Adâletsiz bir dünya yoktur, âdil olmayan insanlar ve yöneticiler vardır. Allah, her şeyi ölçülü yaratmıştır. Gözü doymayan, bencil, merhametten yoksun ve büyüklük taslayan nice insanın eli hakkın terazisini bozmaya çalışıyor. “Bana dokunmayan yılan bin yaşayasın” sözü her nasıl olmuşsa söz varlığımıza girmiş, girmekle de kalmamış ve bazılarımızın karakteri haline gelmiştir. Bugün içinde bulunduğumuz toplumda, çalıştığımız kurumlarda bu sözü, karakteri haline getiren nice menfaatperest vardır. Cahiliye devrindeki putperestlik, günümüzde menfaatperestliğe bırakmıştır yerini. “Tapan, tapınan, taparcasına seven” anlamlarını ihtiva eden perest, en güzel anlamı şu kelimeyle birlikte kullanıldığında buluyor: hakperest.
Bizler maalesef kaybediyoruz, büyük kayıp içindeyiz. Hakperest miyiz, yoksa menfaatperest miyiz? Neyi çok seviyorsak, neyi ne için terk ediyorsak, ne için adâlet bekliyorsak onun emrindeyiz demektir. Adâleti en çok da devletten bekliyoruz. Devletin dini konusunda yıllardır verilen beyhûde mücadele bize adâlet getirmedi. Oysa hepimizi memnun edecek şey adâletti. Şimdi geldiğimiz nokta şu: Devletin dini adâlettir.
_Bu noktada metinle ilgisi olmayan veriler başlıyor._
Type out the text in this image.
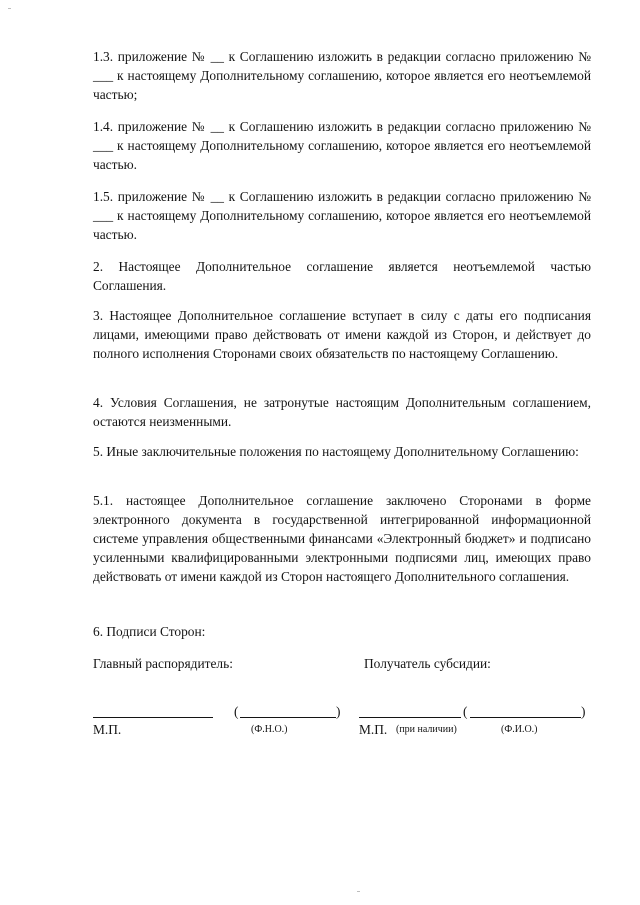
1.3. приложение № __ к Соглашению изложить в редакции согласно приложению № ___ к настоящему Дополнительному соглашению, которое является его неотъемлемой частью;

1.4. приложение № __ к Соглашению изложить в редакции согласно приложению № ___ к настоящему Дополнительному соглашению, которое является его неотъемлемой частью.

1.5. приложение № __ к Соглашению изложить в редакции согласно приложению № ___ к настоящему Дополнительному соглашению, которое является его неотъемлемой частью.

2. Настоящее Дополнительное соглашение является неотъемлемой частью Соглашения.

3. Настоящее Дополнительное соглашение вступает в силу с даты его подписания лицами, имеющими право действовать от имени каждой из Сторон, и действует до полного исполнения Сторонами своих обязательств по настоящему Соглашению.

4. Условия Соглашения, не затронутые настоящим Дополнительным соглашением, остаются неизменными.

5. Иные заключительные положения по настоящему Дополнительному Соглашению:

5.1. настоящее Дополнительное соглашение заключено Сторонами в форме электронного документа в государственной интегрированной информационной системе управления общественными финансами «Электронный бюджет» и подписано усиленными квалифицированными электронными подписями лиц, имеющих право действовать от имени каждой из Сторон настоящего Дополнительного соглашения.

6. Подписи Сторон:
Главный распорядитель:	Получатель субсидии:
(	)	(	)
М.П.	(Ф.Н.О.)	М.П. (при наличии)	(Ф.И.О.)
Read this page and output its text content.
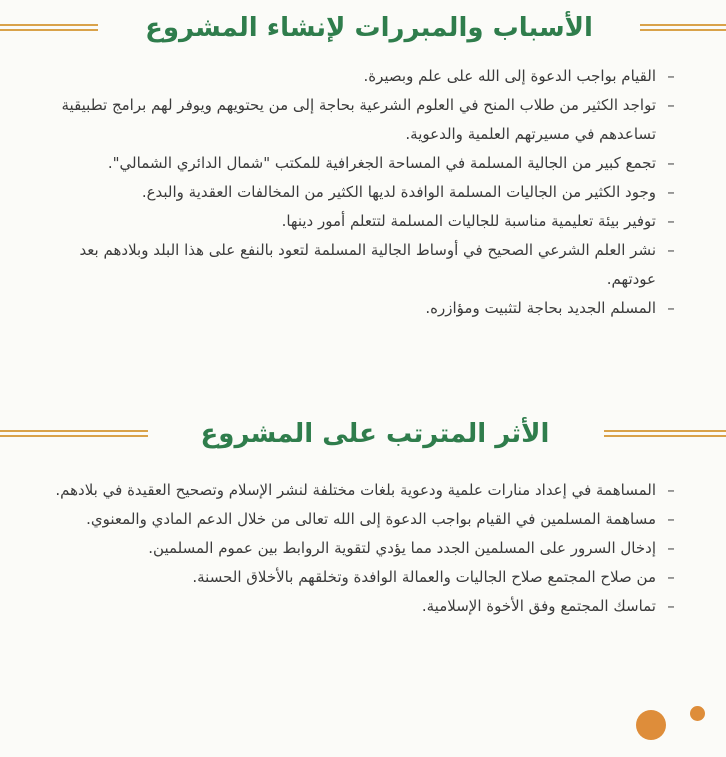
الأسباب والمبررات لإنشاء المشروع
–
القيام بواجب الدعوة إلى الله على علم وبصيرة.
–
تواجد الكثير من طلاب المنح في العلوم الشرعية بحاجة إلى من يحتويهم ويوفر لهم برامج تطبيقية تساعدهم في مسيرتهم العلمية والدعوية.
–
تجمع كبير من الجالية المسلمة في المساحة الجغرافية للمكتب "شمال الدائري الشمالي".
–
وجود الكثير من الجاليات المسلمة الوافدة لديها الكثير من المخالفات العقدية والبدع.
–
توفير بيئة تعليمية مناسبة للجاليات المسلمة لتتعلم أمور دينها.
–
نشر العلم الشرعي الصحيح في أوساط الجالية المسلمة لتعود بالنفع على هذا البلد وبلادهم بعد عودتهم.
–
المسلم الجديد بحاجة لتثبيت ومؤازره.
الأثر المترتب على المشروع
–
المساهمة في إعداد منارات علمية ودعوية بلغات مختلفة لنشر الإسلام وتصحيح العقيدة في بلادهم.
–
مساهمة المسلمين في القيام بواجب الدعوة إلى الله تعالى من خلال الدعم المادي والمعنوي.
–
إدخال السرور على المسلمين الجدد مما يؤدي لتقوية الروابط بين عموم المسلمين.
–
من صلاح المجتمع صلاح الجاليات والعمالة الوافدة وتخلقهم بالأخلاق الحسنة.
–
تماسك المجتمع وفق الأخوة الإسلامية.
Adâleti zıddıyla hatırlıyoruz ama zıddını yaşamadan adâlet diyemiyoruz. Canımızın yanmasını bekliyoruz adâlet demek için. Canı yananları görmüyoruz. İftiraya maruz kalan bir dostumuz için şahitlik yapmaktan kaçıyoruz. Sessiz kalıyoruz. Hak için konuşamıyoruz. Üst komşumuza geçmiş olsun diyemiyoruz. Korkularımız Allah için değil, işimizin ve düzenimizin bozulmasından endişe ettiğimiz için. Haksızlığa maruz kalan birisi, yanındakilerden destek almak için “Öyle değil mi, beni en iyi siz tanırsınız, konuşur musunuz?” gibi ifadeler ile yöneliyor dost bildiklerine. Onlar da “Bizi karıştırma, ne desek ki…” gibi saçma bir karşılık verdiğinde adâletten yana değil de kimden yana tavır almış olurlar? Söyleyelim o zaman, Peygamberimiz, "zulme susanın dilsiz şeytan olduğunu, onun da zulme iştirak edip ortak olduğunu" söylemiştir.
Şimdi önümüzde iki sıfat var: âdil ve zâlim. Tercih sizin ama bugün zâlim ve güçlü olabilirsin ama bir gün adâlet sana da lazım olacak!
(Not: Bundan sonra köşemde her hafta bir kitap önerim olacak. Bu haftaki kitabımız Kemal Sayar’ın “Biraz Yağmur Kimseyi İncitmez” isimli kitabıdır. Ben okuyorum, sizin de okumanızı tavsiye ederim.)